Novell trousered $355.6 million from Microsoft last year
Comment We might be easy, but we're not cheap
TWO OF NOVELL's executives are pleased with themselves for having gotten into bed with the Vole, they reveal in their bogs.
John Dragoon, the company's head marketeer, quotes Gartner saying that "67 per cent of data centres run some combination of Linux and Windows." A fact which he obviously views as creating opportunities for Novell in its strategy of cozying up to Microsoft.
Jeff Jaffe, Novell's CTO, burbles on about how swimmingly Novell's overall technical strategy is progressing, especially with regard to its joint software interoperability roadmap with Microsoft. Specifically, he mentions Novell's assistance in porting to Linux the Vole's Silverlight assault on Adobe's Flash and Sun's JavaFX.
And well they might be happy, though perhaps not for the strategic marketing and software interoperability reasons they claim. ChannelWeb notes that Novell's 2007 SEC 10-K filing reports Microsoft paid it $355.6 million.
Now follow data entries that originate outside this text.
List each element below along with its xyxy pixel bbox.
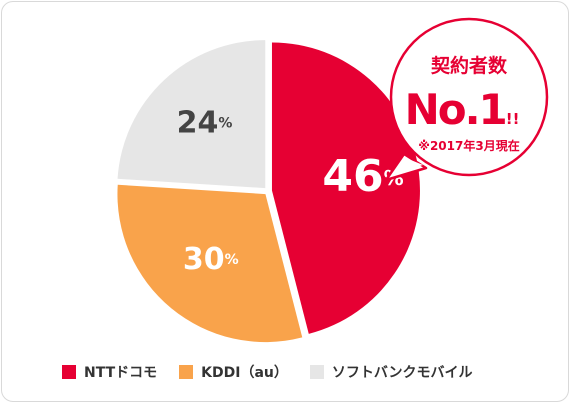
slice-unit: % xyxy=(218,115,232,131)
slice-value: 46 xyxy=(322,151,383,202)
badge-line1: 契約者数 xyxy=(430,54,508,77)
legend-item-1: NTTドコモ xyxy=(62,362,157,382)
pie-slice-label-3: 24% xyxy=(177,105,233,140)
legend-label: ソフトバンクモバイル xyxy=(331,365,473,381)
pie-slice-1 xyxy=(271,42,420,334)
pie-slice-3 xyxy=(117,40,266,189)
pie-chart: 46%30%24% 契約者数 No.1!! ※2017年3月現在 xyxy=(117,17,549,343)
legend-label: KDDI（au） xyxy=(201,365,288,381)
slice-unit: % xyxy=(225,252,239,268)
slice-value: 24 xyxy=(177,105,219,140)
badge-marks: !! xyxy=(506,110,520,128)
badge-note: ※2017年3月現在 xyxy=(418,138,519,153)
legend: NTTドコモ KDDI（au） ソフトバンクモバイル xyxy=(62,361,495,383)
legend-swatch xyxy=(179,365,194,379)
legend-item-3: ソフトバンクモバイル xyxy=(309,362,473,382)
legend-label: NTTドコモ xyxy=(84,365,158,381)
badge-circle xyxy=(389,17,549,177)
legend-item-2: KDDI（au） xyxy=(179,362,288,382)
badge-rank-group: No.1!! xyxy=(405,85,520,134)
pie-slice-2 xyxy=(117,184,303,343)
badge-rank: No.1 xyxy=(405,85,506,134)
legend-swatch xyxy=(62,365,76,379)
pie-slice-label-2: 30% xyxy=(183,242,239,277)
no1-badge: 契約者数 No.1!! ※2017年3月現在 xyxy=(384,17,549,182)
pie-slice-label-1: 46% xyxy=(322,151,403,202)
slice-value: 30 xyxy=(183,242,225,277)
legend-swatch xyxy=(309,365,324,379)
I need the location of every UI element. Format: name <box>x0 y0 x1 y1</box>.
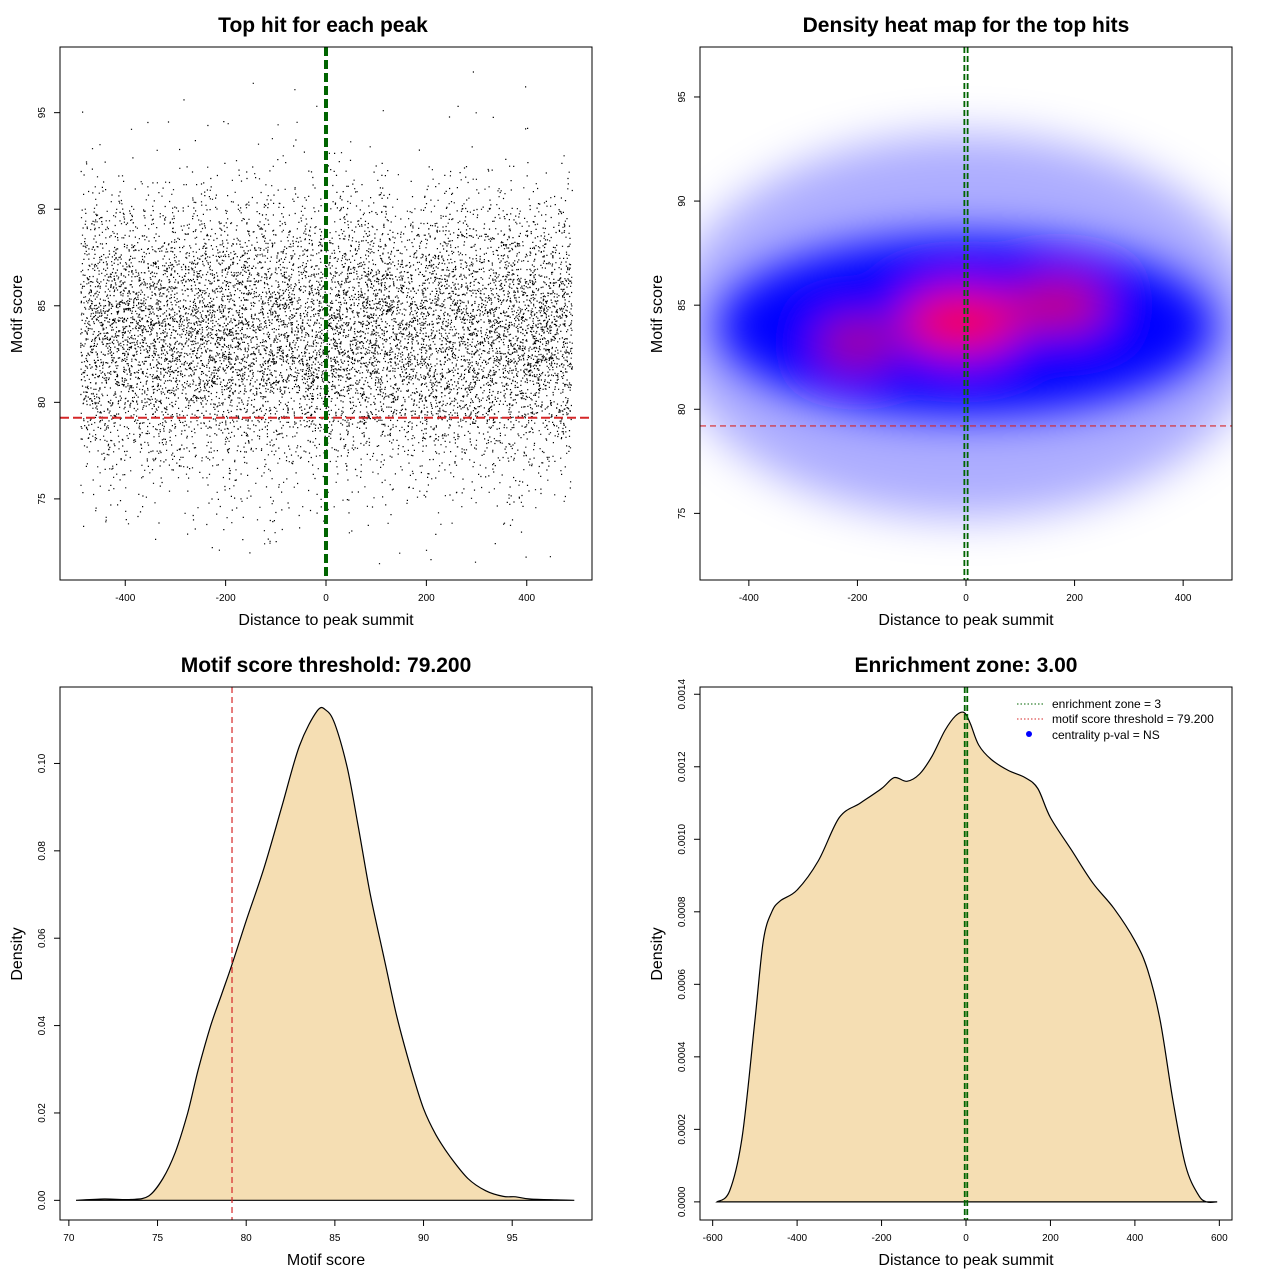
y-tick-label: 0.0014 <box>677 679 688 710</box>
heatmap-y-axis: 75 80 85 90 95 <box>677 91 701 519</box>
y-tick-label: 0.04 <box>37 1015 48 1035</box>
y-tick-label: 95 <box>677 91 688 103</box>
x-tick-label: 400 <box>518 593 535 604</box>
y-tick-label: 80 <box>37 396 48 408</box>
legend-enrichment-zone-label: enrichment zone = 3 <box>1052 697 1161 711</box>
scatter-title: Top hit for each peak <box>218 14 428 37</box>
x-tick-label: -400 <box>739 593 759 604</box>
legend-centrality-point <box>1026 731 1032 737</box>
panel-heatmap: Density heat map for the top hits -400 -2… <box>649 14 1233 629</box>
y-tick-label: 85 <box>677 299 688 311</box>
x-tick-label: -600 <box>703 1233 723 1244</box>
legend-threshold-label: motif score threshold = 79.200 <box>1052 712 1214 726</box>
position-density-x-label: Distance to peak summit <box>878 1252 1054 1269</box>
x-tick-label: -200 <box>847 593 867 604</box>
x-tick-label: 200 <box>418 593 435 604</box>
y-tick-label: 0.0010 <box>677 824 688 855</box>
x-tick-label: 70 <box>63 1233 75 1244</box>
y-tick-label: 75 <box>37 493 48 505</box>
y-tick-label: 75 <box>677 507 688 519</box>
y-tick-label: 0.00 <box>37 1190 48 1210</box>
position-density-title: Enrichment zone: 3.00 <box>855 654 1078 677</box>
y-tick-label: 90 <box>677 195 688 207</box>
y-tick-label: 95 <box>37 107 48 119</box>
x-tick-label: 200 <box>1042 1233 1059 1244</box>
x-tick-label: -200 <box>872 1233 892 1244</box>
y-tick-label: 80 <box>677 403 688 415</box>
y-tick-label: 0.06 <box>37 928 48 948</box>
x-tick-label: -200 <box>216 593 236 604</box>
x-tick-label: 0 <box>963 593 969 604</box>
position-density-y-label: Density <box>649 927 666 980</box>
heatmap-title: Density heat map for the top hits <box>803 14 1130 37</box>
y-tick-label: 0.0004 <box>677 1041 688 1072</box>
x-tick-label: 90 <box>418 1233 430 1244</box>
y-tick-label: 0.0002 <box>677 1114 688 1145</box>
panel-score-density: Motif score threshold: 79.200 70 75 80 85 90… <box>9 654 593 1269</box>
x-tick-label: 75 <box>152 1233 164 1244</box>
x-tick-label: 600 <box>1211 1233 1228 1244</box>
panel-position-density: Enrichment zone: 3.00 -600 -400 -200 0 200 40… <box>649 654 1233 1269</box>
x-tick-label: 0 <box>323 593 329 604</box>
heatmap-red-right-lobe <box>1010 283 1107 327</box>
y-tick-label: 0.0000 <box>677 1186 688 1217</box>
heatmap-red-peak <box>902 292 1020 352</box>
y-tick-label: 0.02 <box>37 1103 48 1123</box>
x-tick-label: -400 <box>115 593 135 604</box>
y-tick-label: 90 <box>37 203 48 215</box>
x-tick-label: 95 <box>507 1233 519 1244</box>
heatmap-red-left-lobe <box>820 323 895 362</box>
position-density-x-axis: -600 -400 -200 0 200 400 600 <box>703 1219 1228 1244</box>
x-tick-label: 80 <box>241 1233 253 1244</box>
heatmap-x-axis: -400 -200 0 200 400 <box>739 579 1192 604</box>
x-tick-label: 200 <box>1066 593 1083 604</box>
y-tick-label: 0.10 <box>37 753 48 773</box>
x-tick-label: 0 <box>963 1233 969 1244</box>
heatmap-y-label: Motif score <box>649 275 666 353</box>
y-tick-label: 0.0008 <box>677 896 688 927</box>
scatter-x-axis: -400 -200 0 200 400 <box>115 579 536 604</box>
y-tick-label: 0.08 <box>37 841 48 861</box>
scatter-y-axis: 75 80 85 90 95 <box>37 107 61 505</box>
y-tick-label: 85 <box>37 300 48 312</box>
x-tick-label: -400 <box>787 1233 807 1244</box>
score-density-title: Motif score threshold: 79.200 <box>181 654 472 677</box>
panel-scatter: Top hit for each peak -400 -200 0 200 400 75… <box>9 14 593 629</box>
x-tick-label: 400 <box>1175 593 1192 604</box>
heatmap-x-label: Distance to peak summit <box>878 612 1054 629</box>
score-density-x-label: Motif score <box>287 1252 365 1269</box>
score-density-x-axis: 70 75 80 85 90 95 <box>63 1219 519 1244</box>
scatter-y-label: Motif score <box>9 275 26 353</box>
heatmap-density-layer <box>700 47 1232 580</box>
score-density-curve <box>75 706 575 1201</box>
legend: enrichment zone = 3 motif score threshol… <box>1017 697 1214 742</box>
y-tick-label: 0.0006 <box>677 969 688 1000</box>
y-tick-label: 0.0012 <box>677 751 688 782</box>
position-density-y-axis: 0.0000 0.0002 0.0004 0.0006 0.0008 0.0010 0.00… <box>677 679 701 1217</box>
scatter-x-label: Distance to peak summit <box>238 612 414 629</box>
x-tick-label: 400 <box>1127 1233 1144 1244</box>
score-density-y-label: Density <box>9 927 26 980</box>
score-density-y-axis: 0.00 0.02 0.04 0.06 0.08 0.10 <box>37 753 61 1210</box>
x-tick-label: 85 <box>329 1233 341 1244</box>
legend-centrality-label: centrality p-val = NS <box>1052 728 1160 742</box>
That kind of money will turn any company's head, and Novell's management might have been seen as derelict in their obligations to shareholders not to have taken it.
But we think it possible that Novell's just taking Microsoft for an expensive ride here.
Novell might well help the Vole develop software that interoperates with Linux, fully anticipating that the resulting products - typically buggy and crippled by restrictive Microsoft EULAs - will fail in the marketplace wherever already well established proprietary products or free-as-in-freedom FOSS alternatives are available. µ

Comments
mono
You may be justified in your cynicism, however the mono project is an interesting and welcome by-product of the novell-microsoft alliance. I think having a choice other than java for a decent, productive, cross-platform development framework is a good thing for both communities.Microsoft money is tainted
When you accept a deal with the Devil, you lose your soul. With Microsoft, it is the same thing.No one but Ballmer knows at this point in time, but I bet that, in a few months or years, Microsoft will find a way to leverage that money to make Novell do something it would not normally want to do.
Besides, Microsoft and OSS go together like water and fire. Novell is crazy if it thinks that it got that money for nothing. It is probably going to find itself smack in the middle of a heated license argument between GPL 2.0 and GPL 3.0 advocates, plus Microsoft on the sidelines watching it take the hits and laughing all the way to the bank.
Yes, Microsoft makes buggy products. That hasn't stopped it from becoming the most powerful software company in the world. I don't see how this will be an exception.